Usual Adult Dose for Colorectal Cancer

6 mg/kg IV over 60 minutes every 14 days; if the first infusion is tolerated, administer subsequent infusions over 30 to 60 minutes; administer doses higher than 1000 mg over 90 minutes

Comments:
¬¬-Prior to initiation of therapy, assess RAS mutational status in colorectal tumors and confirm the absence of a RAS mutation in exon 2 (codons 12 and 13), exon 3 (codons 59 and 61), and exon 4 (codons 117 and 146) of both KRAS and NRAS.

• See Dose Adjustments for dosage modifications in patients experiencing infusion reactions or dermatologic toxicity.

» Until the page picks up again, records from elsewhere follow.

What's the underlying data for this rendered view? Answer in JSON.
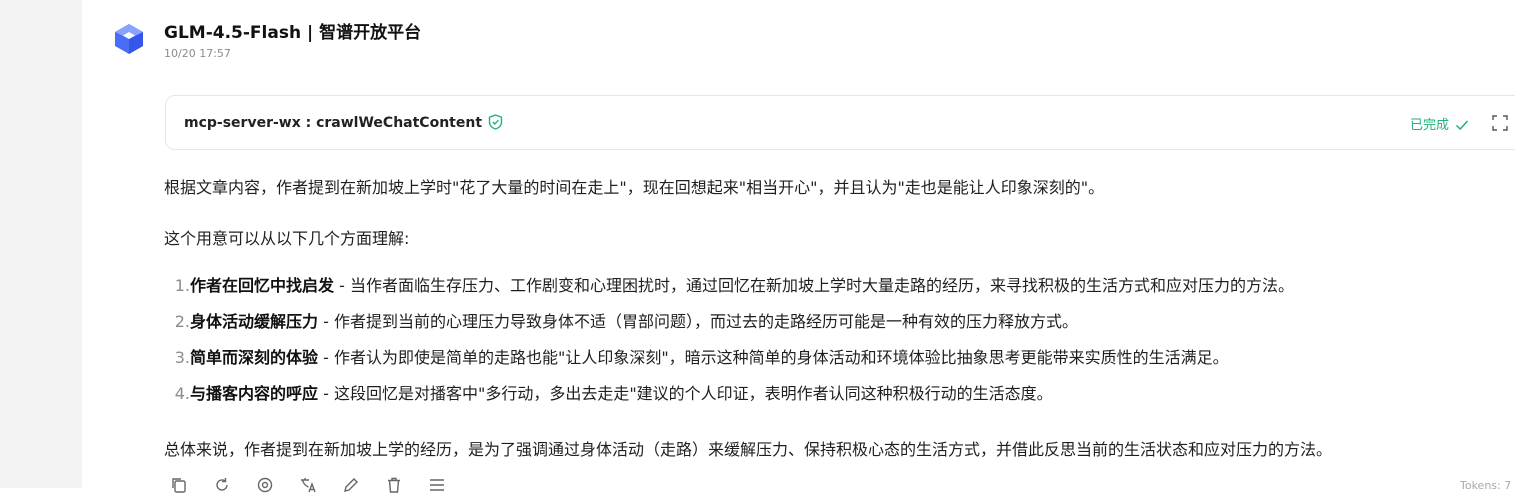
{
  "message": {
    "title": "GLM-4.5-Flash | 智谱开放平台",
    "timestamp": "10/20 17:57",
    "avatar_icon": "cube-logo-icon"
  },
  "tool_call": {
    "name": "mcp-server-wx : crawlWeChatContent",
    "verified_icon": "shield-check-icon",
    "status": "已完成",
    "status_color": "#1fb377",
    "expand_icon": "expand-icon"
  },
  "content": {
    "intro": "根据文章内容，作者提到在新加坡上学时\"花了大量的时间在走上\"，现在回想起来\"相当开心\"，并且认为\"走也是能让人印象深刻的\"。",
    "lead": "这个用意可以从以下几个方面理解:",
    "items": [
      {
        "num": "1.",
        "title": "作者在回忆中找启发",
        "text": " - 当作者面临生存压力、工作剧变和心理困扰时，通过回忆在新加坡上学时大量走路的经历，来寻找积极的生活方式和应对压力的方法。"
      },
      {
        "num": "2.",
        "title": "身体活动缓解压力",
        "text": " - 作者提到当前的心理压力导致身体不适（胃部问题），而过去的走路经历可能是一种有效的压力释放方式。"
      },
      {
        "num": "3.",
        "title": "简单而深刻的体验",
        "text": " - 作者认为即使是简单的走路也能\"让人印象深刻\"，暗示这种简单的身体活动和环境体验比抽象思考更能带来实质性的生活满足。"
      },
      {
        "num": "4.",
        "title": "与播客内容的呼应",
        "text": " - 这段回忆是对播客中\"多行动，多出去走走\"建议的个人印证，表明作者认同这种积极行动的生活态度。"
      }
    ],
    "conclusion": "总体来说，作者提到在新加坡上学的经历，是为了强调通过身体活动（走路）来缓解压力、保持积极心态的生活方式，并借此反思当前的生活状态和应对压力的方法。"
  },
  "actions": [
    "copy-icon",
    "regenerate-icon",
    "mention-icon",
    "translate-icon",
    "edit-icon",
    "delete-icon",
    "menu-icon"
  ],
  "footer": {
    "tokens": "Tokens: 7"
  }
}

• In combination with FOLFOX for first-line treatment.
• As monotherapy following disease progression after prior treatment with fluoropyrimidine, oxaliplatin, and irinotecan-containing chemotherapy.

Renal Dose Adjustments

Data not available

Liver Dose Adjustments

Data not available

Dose Adjustments

DOSE MODIFICATIONS FOR INFUSION REACTIONS:

• Reduce infusion rate by 50% in patients experiencing a mild or moderate (Grade 1 or 2) infusion reaction for the duration of that infusion.
• Terminate the infusion in patients experiencing severe infusion reactions.
• Depending on the severity and/or persistence of the reaction, permanently discontinue therapy.

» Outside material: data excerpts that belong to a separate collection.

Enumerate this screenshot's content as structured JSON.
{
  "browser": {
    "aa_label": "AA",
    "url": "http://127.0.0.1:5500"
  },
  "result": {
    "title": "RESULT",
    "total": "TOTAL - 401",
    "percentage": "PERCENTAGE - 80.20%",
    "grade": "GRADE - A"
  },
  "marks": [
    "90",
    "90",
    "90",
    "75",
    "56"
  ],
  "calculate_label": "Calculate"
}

• Upon first occurrence of a Grade 3 (NCI-CTC/CTCAE) dermatologic reaction, withhold 1 to 2 doses. If the reaction improves to less than Grade 3, reinitiate therapy at the original dose.
• Upon the second occurrence of a Grade 3 (NCI-CTC/CTCAE) dermatologic reaction, withhold 1 to 2 doses. If the reaction improves to less than Grade 3, reinitiate therapy at 80% of the original dose.
• Upon the third occurrence of a Grade 3 (NCI-CTC/CTCAE) dermatologic reaction, withhold 1 to 2 doses. If the reaction improves to less than Grade 3, reinitiate therapy at 60% of the original dose.
• Upon the fourth occurrence of a Grade 3 (NCI-CTC/CTCAE) dermatologic reaction, permanently discontinue therapy.
• Permanently discontinue therapy following the occurrence of a Grade 4 dermatologic reaction or for a Grade 3 (NCI-CTC/CTCAE) dermatologic reaction that does not recover after withholding 1 or 2 doses.

Precautions

US BOXED WARNINGS:
DERMATOLOGIC TOXICITY:

• Dermatologic toxicities occurred in 90% of patients and were severe (NCI-CTC Grade 3 and higher) in 15% of patients receiving monotherapy. Symptoms included, but were not limited to, acneiform dermatitis, pruritus, erythema, rash, skin exfoliation, paronychia, dry skin, and skin fissures. Patients who develop dermatologic or soft tissue toxicities should be monitored for inflammatory or infectious sequelae.
• Life-threatening and fatal infectious complications including necrotizing fasciitis, abscesses, sepsis, and bullous mucocutaneous disease with blisters, erosions, and skin sloughing have been observed. It has not been determined whether these mucocutaneous adverse reactions were directly related to EGFR inhibition or to idiosyncratic immune-related effects (e.g., Stevens Johnson syndrome or toxic epidermal necrolysis).
• Modify dosing, withhold therapy, or discontinue therapy for dermatologic or soft tissue toxicity associated with severe or life-threatening inflammatory or infectious complications.

Dialysis

Data not available

Other Comments

Administration advice:

• Therapy should be supervised by a physician experienced in the use of anti-cancer therapy.
• Do not administer as an IV push or bolus.
• Administer by an IV infusion pump, using a low protein-binding 0.2 or 0.22 micrometer in-line filter, through a peripheral line or indwelling catheter.
• Flush lines with 0.9% sodium chloride pre- and post-infusion.
• Do not administer other medications in the same IV line with this drug.

• Store unused vials in the original carton, protected from direct light, at 2C to 8C until needed. Do not freeze.
• The diluted solution should be used within 6 hours of preparation if stored at room temperature, or within 24 hours of dilution if stored at 2C to 8 C.
• Unused vials should not be shaken.

• The manufacturer product information should be consulted.

• Resources for the treatment of severe infusion reactions should be available during infusions.
• Prior to initiation of therapy, assess KRAS mutational status in colorectal tumors and confirm the absence of a KRAS mutation using an approved test.
• Acute renal failure has been reported in patients that develop severe diarrhea and dehydration.
• This drug is not indicated for the treatment of patients with KRAS-mutant mCRC or for whom KRAS mutation status is unknown.

• Report any adverse reactions to the prescriber.
• Wear sunscreen and a hat, and limit sun exposure as sunlight may worsen potential skin reactions.